(Reuters) — A plunge in U.S. homebuilder confidence reported on
Tuesday reflects a range of problems facing the construction
industry seven years after the housing crash, challenges that go
deeper than the severe winter weather blamed for much of the gloom.
The National Association of Home Builders said on Tuesday that
builder confidence dropped 10 points between January and February,
from 56 to 46, the largest drop since the survey began in 1985.
Readings below 50 mean more builders view market conditions as poor
than favorable.
But economists, analysts and builders say the decline in confidence
is deep-seated and has lingered due to the widespread destruction
suffered by the construction sector when the housing market
collapsed. The industry faces a chronic shortage of laborers,
difficulty in obtaining credit and a skittishness among developers
to invest in new sites. (Reuters Insider: http://reut.rs/1gAYKfd)

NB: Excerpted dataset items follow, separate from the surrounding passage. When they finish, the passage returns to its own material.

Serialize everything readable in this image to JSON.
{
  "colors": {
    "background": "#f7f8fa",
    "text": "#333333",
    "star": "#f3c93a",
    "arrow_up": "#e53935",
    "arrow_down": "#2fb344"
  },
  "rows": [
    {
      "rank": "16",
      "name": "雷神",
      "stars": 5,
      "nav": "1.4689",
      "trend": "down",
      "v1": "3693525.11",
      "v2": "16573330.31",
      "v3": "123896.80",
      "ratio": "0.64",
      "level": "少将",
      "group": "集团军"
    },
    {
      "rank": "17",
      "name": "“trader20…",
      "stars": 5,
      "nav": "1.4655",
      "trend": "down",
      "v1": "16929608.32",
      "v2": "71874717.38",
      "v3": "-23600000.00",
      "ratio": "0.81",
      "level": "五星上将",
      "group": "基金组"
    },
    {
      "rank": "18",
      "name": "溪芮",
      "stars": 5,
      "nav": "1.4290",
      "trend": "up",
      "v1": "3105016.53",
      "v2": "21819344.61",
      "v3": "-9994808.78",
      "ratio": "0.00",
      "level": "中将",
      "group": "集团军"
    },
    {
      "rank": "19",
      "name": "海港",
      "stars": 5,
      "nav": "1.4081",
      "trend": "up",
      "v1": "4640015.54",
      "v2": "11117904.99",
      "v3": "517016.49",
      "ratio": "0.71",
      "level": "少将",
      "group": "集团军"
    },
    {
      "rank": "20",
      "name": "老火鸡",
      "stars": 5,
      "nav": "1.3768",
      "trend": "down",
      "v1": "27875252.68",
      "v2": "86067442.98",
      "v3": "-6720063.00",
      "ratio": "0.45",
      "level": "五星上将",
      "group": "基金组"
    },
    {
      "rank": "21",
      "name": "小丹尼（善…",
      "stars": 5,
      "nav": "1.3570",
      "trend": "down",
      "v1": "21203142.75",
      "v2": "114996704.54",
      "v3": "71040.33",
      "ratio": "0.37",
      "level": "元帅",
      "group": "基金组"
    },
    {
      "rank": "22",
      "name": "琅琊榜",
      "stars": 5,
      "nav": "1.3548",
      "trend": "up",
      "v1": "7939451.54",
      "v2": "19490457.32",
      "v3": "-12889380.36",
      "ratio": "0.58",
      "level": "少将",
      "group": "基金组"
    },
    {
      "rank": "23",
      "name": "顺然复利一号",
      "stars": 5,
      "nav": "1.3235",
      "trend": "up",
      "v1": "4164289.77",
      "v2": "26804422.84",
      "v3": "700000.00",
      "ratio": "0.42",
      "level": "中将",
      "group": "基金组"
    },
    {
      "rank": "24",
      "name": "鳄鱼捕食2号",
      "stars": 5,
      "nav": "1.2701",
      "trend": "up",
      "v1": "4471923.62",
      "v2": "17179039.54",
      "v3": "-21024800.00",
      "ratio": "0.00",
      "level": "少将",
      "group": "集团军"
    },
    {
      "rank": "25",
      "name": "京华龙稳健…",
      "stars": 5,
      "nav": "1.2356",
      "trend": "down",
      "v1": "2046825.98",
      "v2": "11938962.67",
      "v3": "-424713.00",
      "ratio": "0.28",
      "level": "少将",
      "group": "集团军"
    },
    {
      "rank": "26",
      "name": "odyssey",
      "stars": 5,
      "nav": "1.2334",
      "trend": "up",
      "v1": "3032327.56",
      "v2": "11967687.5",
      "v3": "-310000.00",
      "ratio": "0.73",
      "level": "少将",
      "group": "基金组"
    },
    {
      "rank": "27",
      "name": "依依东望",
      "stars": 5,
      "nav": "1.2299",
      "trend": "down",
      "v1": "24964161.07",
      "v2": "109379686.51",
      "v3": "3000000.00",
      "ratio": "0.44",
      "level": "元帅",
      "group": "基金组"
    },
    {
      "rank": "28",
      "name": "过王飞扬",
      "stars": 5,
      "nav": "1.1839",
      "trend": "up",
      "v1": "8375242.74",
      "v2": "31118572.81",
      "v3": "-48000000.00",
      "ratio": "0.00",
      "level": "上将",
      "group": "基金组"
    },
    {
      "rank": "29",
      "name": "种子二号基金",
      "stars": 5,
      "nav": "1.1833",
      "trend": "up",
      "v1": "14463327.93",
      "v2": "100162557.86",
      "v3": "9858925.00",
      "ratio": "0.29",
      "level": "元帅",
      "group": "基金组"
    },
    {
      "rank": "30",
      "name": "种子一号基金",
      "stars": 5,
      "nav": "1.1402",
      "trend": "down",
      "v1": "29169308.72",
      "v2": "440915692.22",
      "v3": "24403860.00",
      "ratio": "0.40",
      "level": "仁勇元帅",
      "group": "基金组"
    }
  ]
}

The online real estate data firm Trulia analyzed weather and housing
data for the past decade and estimated that severe winters have
contributed at most a 2 percent downturn toward construction
activity in recent years.
The housing crash has left in its wake a glut of vacant existing
homes in many cities that has done more than the weather to dampen
new home construction, experts say.
Jed Kolko, Trulia's chief economist, said because cities such as Las
Vegas, Miami and Phoenix still have many vacant homes, those
existing houses — rather than the weather — have been one of the
biggest drags on the construction of new single-family homes, which
account for roughly two-thirds of the U.S. housing market.
Madeline Schnapp, director of economic research at the data firm
PropertyRadar, said the construction sector was "obliterated" after
the housing crash, which contributed to the 2008 financial collapse.
According to the U.S. Bureau of Labor Statistics, of the 8.2 million
jobs lost during the Great Recession, 2.3 million were in
construction.
As a result, Schnapp says, the building industry is still several
years away from attracting back the skilled labor force it needs to
build new homes.
Jeff Dworkin, who runs a home building business in Dallas, Texas,
said demand for new homes was rising, but was still a long way from
the heady days before the crash. He doubted that sort of demand will
ever return.
"And we have a problem. The average age of a mason in Texas is over
60," Dworkin said. "So we have a shortage of masons, framers and
painters. I know contractors who used to be able to hire them for
$100 a day. Now it's $150."
Another factor hindering builders is the number of U.S. homeowners
still underwater on their mortgages, which stops them from looking
for new places to live, Schnapp said.
According to the housing tracking firm CoreLogic, 13 percent of U.S.
homeowners owe more on their mortgages than their homes are worth.
In California, 20 percent of homeowners are still saddled with
negative equity.
Robert Denk, senior economist at the National Association of Home
Builders, said builders — like many potential buyers — are also
struggling to get loans, as banks' lending standards have tightened.